In December 2011, the FDA finally decided to eliminate the unnecessary age restriction, but in an unprecedented move, HHS blocked the change with President Obama’s support. The FDA then denied the Citizen Petition. On February 8, 2012, Plaintiffs moved to re-open the case, added HHS Secretary Kathleen Sebelius as a Defendant and filed a motion for preliminary injunction and for summary judgment. For more information about the case, follow this link.
NWL has led the grassroots fight for unrestricted access to the Morning-After Pill in the U.S. From sitting in at the FDA, sending the FDA over 4,000 petition signatures, speaking out at HHS, to filing this lawsuit, NWL members have been at the forefront of this struggle, winning a huge victory in 2006 when the FDA decided to eliminate the prescription requirement for women ages 18 and up, and another in 2009 when the Judge ordered the FDA to eliminate the prescription requirement for girls aged 17. For more information, go to the National Women's Liberation website.

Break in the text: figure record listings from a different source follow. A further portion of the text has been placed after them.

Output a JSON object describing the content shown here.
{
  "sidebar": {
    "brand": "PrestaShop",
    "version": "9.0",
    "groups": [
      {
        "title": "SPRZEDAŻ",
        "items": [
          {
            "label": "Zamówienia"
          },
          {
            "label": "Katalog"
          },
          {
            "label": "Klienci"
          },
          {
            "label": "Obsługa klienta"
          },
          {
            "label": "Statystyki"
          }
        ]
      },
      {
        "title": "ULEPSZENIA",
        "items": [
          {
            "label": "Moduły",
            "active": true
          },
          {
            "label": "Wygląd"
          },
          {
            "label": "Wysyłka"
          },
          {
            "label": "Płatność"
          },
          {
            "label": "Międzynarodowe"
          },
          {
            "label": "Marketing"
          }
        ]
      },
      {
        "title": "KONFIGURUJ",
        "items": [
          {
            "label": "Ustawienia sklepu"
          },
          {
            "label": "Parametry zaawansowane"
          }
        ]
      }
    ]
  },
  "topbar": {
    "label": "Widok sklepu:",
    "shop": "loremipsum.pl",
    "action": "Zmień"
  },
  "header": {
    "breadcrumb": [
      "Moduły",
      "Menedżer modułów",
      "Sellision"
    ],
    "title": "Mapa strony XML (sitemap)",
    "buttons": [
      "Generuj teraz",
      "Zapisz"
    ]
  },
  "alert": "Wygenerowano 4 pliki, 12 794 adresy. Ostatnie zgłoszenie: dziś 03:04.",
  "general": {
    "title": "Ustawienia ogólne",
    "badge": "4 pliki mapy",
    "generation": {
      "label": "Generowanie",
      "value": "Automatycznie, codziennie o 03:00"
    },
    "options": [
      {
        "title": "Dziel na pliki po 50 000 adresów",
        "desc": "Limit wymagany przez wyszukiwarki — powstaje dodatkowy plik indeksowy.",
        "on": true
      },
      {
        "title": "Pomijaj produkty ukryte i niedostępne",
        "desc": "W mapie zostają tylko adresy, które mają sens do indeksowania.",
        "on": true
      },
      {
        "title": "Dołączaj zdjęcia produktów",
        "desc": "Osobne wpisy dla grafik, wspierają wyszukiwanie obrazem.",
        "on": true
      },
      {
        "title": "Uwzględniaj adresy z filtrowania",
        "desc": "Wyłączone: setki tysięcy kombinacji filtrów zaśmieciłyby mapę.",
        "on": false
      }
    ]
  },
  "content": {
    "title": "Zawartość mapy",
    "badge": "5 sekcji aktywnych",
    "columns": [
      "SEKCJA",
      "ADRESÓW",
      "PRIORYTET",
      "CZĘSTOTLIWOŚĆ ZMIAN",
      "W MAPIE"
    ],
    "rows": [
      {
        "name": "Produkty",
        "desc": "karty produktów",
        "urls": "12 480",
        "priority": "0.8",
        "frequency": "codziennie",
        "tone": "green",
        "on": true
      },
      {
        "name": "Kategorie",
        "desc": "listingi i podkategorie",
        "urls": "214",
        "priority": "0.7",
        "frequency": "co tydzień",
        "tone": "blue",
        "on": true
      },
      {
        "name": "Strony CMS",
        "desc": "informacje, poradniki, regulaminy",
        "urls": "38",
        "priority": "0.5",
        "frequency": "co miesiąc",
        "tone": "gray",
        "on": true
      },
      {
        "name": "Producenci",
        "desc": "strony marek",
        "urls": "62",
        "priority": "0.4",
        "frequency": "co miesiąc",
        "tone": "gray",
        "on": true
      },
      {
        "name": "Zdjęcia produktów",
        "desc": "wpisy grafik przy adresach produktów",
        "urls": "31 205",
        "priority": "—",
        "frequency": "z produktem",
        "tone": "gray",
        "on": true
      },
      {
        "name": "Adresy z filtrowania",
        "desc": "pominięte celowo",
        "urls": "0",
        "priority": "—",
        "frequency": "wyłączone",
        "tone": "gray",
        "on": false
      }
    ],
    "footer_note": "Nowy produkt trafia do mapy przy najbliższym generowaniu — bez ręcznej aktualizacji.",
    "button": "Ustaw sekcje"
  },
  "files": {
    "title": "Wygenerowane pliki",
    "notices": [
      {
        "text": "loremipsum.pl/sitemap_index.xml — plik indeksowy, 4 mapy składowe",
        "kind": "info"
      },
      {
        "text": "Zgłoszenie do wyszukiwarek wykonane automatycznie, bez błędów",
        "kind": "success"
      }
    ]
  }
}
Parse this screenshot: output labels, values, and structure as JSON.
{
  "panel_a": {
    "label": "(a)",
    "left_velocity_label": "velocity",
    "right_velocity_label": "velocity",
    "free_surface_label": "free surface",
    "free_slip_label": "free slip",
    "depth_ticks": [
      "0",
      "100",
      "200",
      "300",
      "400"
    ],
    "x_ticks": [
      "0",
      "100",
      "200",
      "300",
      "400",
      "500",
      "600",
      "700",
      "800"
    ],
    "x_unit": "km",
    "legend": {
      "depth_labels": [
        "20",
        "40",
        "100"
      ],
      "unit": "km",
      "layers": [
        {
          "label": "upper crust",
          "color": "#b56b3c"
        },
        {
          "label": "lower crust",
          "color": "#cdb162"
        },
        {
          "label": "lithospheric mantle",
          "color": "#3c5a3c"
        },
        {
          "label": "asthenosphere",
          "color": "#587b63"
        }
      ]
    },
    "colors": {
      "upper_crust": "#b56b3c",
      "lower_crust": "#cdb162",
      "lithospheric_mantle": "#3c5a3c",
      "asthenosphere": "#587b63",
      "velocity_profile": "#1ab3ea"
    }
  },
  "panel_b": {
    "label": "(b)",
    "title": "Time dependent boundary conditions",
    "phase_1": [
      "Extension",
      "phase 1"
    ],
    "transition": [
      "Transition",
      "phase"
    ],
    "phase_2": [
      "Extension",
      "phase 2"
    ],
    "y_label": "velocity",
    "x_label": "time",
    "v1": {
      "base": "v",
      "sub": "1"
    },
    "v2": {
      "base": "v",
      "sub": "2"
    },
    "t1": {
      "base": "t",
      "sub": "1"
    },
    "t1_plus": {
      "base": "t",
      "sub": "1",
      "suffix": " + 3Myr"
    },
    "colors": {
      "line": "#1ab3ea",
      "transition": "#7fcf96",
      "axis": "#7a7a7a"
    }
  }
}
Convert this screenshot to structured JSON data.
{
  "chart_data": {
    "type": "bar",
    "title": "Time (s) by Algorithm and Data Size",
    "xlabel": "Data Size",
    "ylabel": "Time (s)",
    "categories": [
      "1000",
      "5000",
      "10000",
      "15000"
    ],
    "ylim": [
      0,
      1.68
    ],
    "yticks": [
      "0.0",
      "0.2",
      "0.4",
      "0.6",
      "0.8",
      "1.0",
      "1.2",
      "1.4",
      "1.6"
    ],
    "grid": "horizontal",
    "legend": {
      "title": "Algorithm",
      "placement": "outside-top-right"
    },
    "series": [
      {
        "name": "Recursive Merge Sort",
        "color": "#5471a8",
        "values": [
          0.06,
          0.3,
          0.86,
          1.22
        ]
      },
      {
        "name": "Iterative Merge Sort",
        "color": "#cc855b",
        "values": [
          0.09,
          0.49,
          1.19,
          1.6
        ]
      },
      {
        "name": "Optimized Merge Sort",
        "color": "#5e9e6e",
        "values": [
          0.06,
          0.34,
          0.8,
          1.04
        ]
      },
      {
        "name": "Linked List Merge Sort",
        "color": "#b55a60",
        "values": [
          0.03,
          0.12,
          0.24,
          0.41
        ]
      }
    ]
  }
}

The Partnership for Civil Justice Fund is a not-for-profit constitutional rights legal and educational organization that brings a unique and cutting edge approach dedicated to the defense of human and civil rights secured by law, the protection of free speech and dissent, and the elimination of prejudice and discrimination. The PCJF’s work includes: constitutional law, civil rights, women's rights, economic justice matters and Freedom of Information Act cases. For more information go to:www.JusticeOnline.org
The case is in cooperation with Kirsten Clanton of Southern Legal Counsel and the Center for Reproductive Rights. Plaintiffs include: the Association of Reproductive Health Professionals, the National Latina Institute for Reproductive Health and young women and their parents.